Had B.A.S.S. done further research on Lake Chickamauga they may have possibly identified several reasons for the lakes rapid decline in its popularity and productivity.
Most anglers will agree that extremely heavy fishing pressure  has made bass more scarce and much harder to catch. There are pot tournaments on this lake 7 days a week. Huge weekend tournaments are a common occurrence, some reaching 350 boats. Limelight publicity on the web reaching around the world has brought fishing pressure to all time highs.

Tournament fish mortality is possibly another factor and a major concern of T.W.R.A. and many anglers as well. There are now numerous Tournaments  being held on Chickamauga that do not provide recovery tanks and fail to promote the live well skills needed to eliminate extremely high mortality rates of fish caught in the hotter months.
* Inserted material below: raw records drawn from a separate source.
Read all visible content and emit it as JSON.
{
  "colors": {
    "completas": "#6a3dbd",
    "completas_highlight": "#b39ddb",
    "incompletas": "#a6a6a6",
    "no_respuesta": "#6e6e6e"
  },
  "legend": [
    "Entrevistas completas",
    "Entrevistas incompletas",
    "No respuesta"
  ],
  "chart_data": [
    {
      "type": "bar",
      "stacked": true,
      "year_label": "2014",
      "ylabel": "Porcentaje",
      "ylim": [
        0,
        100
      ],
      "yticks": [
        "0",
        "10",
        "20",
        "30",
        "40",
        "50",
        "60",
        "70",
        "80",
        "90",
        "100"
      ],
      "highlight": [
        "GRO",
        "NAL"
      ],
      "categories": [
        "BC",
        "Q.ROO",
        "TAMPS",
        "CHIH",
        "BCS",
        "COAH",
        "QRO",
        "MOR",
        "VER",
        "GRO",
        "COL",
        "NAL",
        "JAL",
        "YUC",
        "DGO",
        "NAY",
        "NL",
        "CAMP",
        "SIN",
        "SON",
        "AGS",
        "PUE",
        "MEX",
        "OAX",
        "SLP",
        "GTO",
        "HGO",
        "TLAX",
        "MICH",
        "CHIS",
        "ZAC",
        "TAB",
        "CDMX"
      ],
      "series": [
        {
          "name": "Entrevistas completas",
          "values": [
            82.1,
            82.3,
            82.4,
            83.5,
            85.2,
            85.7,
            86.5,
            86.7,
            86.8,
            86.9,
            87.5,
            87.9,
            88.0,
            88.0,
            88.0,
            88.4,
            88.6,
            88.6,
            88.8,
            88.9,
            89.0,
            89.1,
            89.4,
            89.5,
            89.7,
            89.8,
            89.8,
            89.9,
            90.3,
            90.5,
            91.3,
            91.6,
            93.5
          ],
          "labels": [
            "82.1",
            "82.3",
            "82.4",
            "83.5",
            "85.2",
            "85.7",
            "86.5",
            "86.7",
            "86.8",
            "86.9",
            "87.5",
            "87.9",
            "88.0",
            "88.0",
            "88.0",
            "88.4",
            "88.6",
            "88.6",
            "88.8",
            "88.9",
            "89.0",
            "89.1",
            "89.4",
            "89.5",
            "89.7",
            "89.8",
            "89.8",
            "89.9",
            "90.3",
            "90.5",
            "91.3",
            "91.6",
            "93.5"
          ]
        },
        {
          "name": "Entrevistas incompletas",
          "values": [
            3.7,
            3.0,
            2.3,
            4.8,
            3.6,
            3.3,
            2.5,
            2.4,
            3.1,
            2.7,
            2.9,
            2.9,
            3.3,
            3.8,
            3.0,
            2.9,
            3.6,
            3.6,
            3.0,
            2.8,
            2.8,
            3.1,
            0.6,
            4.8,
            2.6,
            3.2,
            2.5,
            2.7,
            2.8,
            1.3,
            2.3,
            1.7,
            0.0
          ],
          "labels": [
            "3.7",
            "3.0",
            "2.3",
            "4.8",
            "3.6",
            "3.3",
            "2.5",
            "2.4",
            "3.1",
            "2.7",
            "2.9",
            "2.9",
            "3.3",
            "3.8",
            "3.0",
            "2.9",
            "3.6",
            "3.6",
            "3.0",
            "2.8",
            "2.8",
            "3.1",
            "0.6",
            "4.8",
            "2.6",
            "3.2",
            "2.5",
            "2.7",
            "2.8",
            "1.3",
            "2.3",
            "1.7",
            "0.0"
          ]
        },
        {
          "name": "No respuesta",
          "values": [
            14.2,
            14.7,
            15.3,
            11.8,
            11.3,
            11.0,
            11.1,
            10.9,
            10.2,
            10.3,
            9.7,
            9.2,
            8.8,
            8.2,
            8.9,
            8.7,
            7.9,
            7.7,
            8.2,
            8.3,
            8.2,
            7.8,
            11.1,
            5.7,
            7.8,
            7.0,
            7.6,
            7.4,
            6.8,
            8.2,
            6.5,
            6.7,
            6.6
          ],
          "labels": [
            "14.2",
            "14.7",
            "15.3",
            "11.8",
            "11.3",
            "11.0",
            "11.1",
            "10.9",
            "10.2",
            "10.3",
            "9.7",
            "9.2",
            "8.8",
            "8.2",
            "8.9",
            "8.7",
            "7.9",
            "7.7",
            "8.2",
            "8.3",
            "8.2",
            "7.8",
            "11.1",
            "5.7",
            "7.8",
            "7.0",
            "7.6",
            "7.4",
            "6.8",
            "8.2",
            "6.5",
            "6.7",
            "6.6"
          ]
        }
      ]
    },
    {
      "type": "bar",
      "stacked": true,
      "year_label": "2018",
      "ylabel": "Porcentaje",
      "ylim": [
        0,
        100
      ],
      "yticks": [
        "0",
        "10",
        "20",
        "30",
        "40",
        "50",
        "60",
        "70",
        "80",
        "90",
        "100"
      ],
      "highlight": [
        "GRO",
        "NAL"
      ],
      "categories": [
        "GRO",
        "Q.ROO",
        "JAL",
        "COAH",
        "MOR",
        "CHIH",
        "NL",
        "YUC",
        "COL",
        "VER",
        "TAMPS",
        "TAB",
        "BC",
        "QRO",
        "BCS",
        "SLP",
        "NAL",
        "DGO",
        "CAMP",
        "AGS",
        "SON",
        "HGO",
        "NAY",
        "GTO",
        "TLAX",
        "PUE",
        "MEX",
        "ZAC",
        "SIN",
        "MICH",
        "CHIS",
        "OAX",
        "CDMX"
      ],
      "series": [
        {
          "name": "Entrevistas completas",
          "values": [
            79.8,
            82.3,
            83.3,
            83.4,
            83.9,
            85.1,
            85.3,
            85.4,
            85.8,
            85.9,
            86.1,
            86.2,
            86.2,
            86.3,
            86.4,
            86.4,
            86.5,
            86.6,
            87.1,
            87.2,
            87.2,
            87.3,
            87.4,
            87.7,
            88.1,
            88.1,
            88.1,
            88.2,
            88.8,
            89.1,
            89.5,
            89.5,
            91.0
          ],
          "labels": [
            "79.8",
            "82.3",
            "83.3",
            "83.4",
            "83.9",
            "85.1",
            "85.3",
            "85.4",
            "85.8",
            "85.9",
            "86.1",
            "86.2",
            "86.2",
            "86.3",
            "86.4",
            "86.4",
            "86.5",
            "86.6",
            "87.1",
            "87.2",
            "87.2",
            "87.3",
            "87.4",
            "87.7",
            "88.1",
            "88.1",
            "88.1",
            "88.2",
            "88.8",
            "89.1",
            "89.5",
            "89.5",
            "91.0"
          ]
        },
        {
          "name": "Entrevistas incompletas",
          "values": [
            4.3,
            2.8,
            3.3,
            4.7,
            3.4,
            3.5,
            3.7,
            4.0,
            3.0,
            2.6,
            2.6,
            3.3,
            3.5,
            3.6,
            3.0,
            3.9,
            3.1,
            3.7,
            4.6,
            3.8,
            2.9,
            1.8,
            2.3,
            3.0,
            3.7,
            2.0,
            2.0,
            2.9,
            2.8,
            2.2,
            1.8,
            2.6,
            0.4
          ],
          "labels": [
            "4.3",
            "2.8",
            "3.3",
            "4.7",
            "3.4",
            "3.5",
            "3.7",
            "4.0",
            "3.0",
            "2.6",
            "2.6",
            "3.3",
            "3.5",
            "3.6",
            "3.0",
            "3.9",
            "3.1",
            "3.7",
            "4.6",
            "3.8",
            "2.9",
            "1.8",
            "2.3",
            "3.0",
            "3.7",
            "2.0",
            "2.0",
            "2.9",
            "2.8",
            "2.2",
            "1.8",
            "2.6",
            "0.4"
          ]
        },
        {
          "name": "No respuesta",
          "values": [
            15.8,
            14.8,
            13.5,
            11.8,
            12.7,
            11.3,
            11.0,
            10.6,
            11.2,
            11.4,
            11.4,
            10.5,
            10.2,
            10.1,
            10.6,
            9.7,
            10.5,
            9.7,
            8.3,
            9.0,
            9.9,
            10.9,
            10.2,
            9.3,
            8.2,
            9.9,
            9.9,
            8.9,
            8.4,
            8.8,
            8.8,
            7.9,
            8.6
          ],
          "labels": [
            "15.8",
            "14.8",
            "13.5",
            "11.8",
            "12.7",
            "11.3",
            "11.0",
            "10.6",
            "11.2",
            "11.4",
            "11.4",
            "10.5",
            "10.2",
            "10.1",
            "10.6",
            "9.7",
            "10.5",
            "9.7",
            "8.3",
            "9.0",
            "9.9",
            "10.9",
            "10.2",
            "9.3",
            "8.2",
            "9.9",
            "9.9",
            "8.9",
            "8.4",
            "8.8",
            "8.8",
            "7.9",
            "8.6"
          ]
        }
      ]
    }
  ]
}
There are in fact some tournaments who slaughter large numbers of bass just because of the above reasons.
Another factor having possible effects is that present commercial fishing regulations do not consider the fact that Florida’s strain of bass grows much faster and larger than Northern largemouth, resulting in large numbers being caught in 3 inch gill nets. Thousands of these bass winter in creeks and bays following schools of shads and because the schools are large, high numbers of giant bass are caught in 3 inch gill nets during these months. Some anglers have witnessed large numbers of giant  bass being taken and released from these nets, leaving them floating, dead or dying on the surface. Tennessee Wildlife Resource Agency has been made aware of this problem by anglers whom have witnessed this occurrence.
Another factor might be the use of dangerous herbicide chemicals by private land owners putting them into public waterways and drinking water systems.  These herbicides are used to control non–native water weeds.  In the process, many native water plants and other vital aquatic organisms may be killed, thus reducing the number of acres of habitat for fish and vital water organisms.
Water levels during critical spawning time and huge fishing pressure on spawning areas may be factors. Tournament angler’s sight fishing and carrying bass long distances from their beds to tournament weight-ins could have some effect on the numbers of spawned bass each season. Water levels maintained by T.V.A. can produce an excellent spawn or almost wipe it out.
This leaves us with the question. How long can the bass population in Lake Chickamauga survive the man made conditions that could threaten their very existence? This writer believes that with strict guidance from T.W.R.A., along with concerned anglers, tournament organizations, and public concern for water quality and lake health, Chickamauga Lake may have a chance to survive.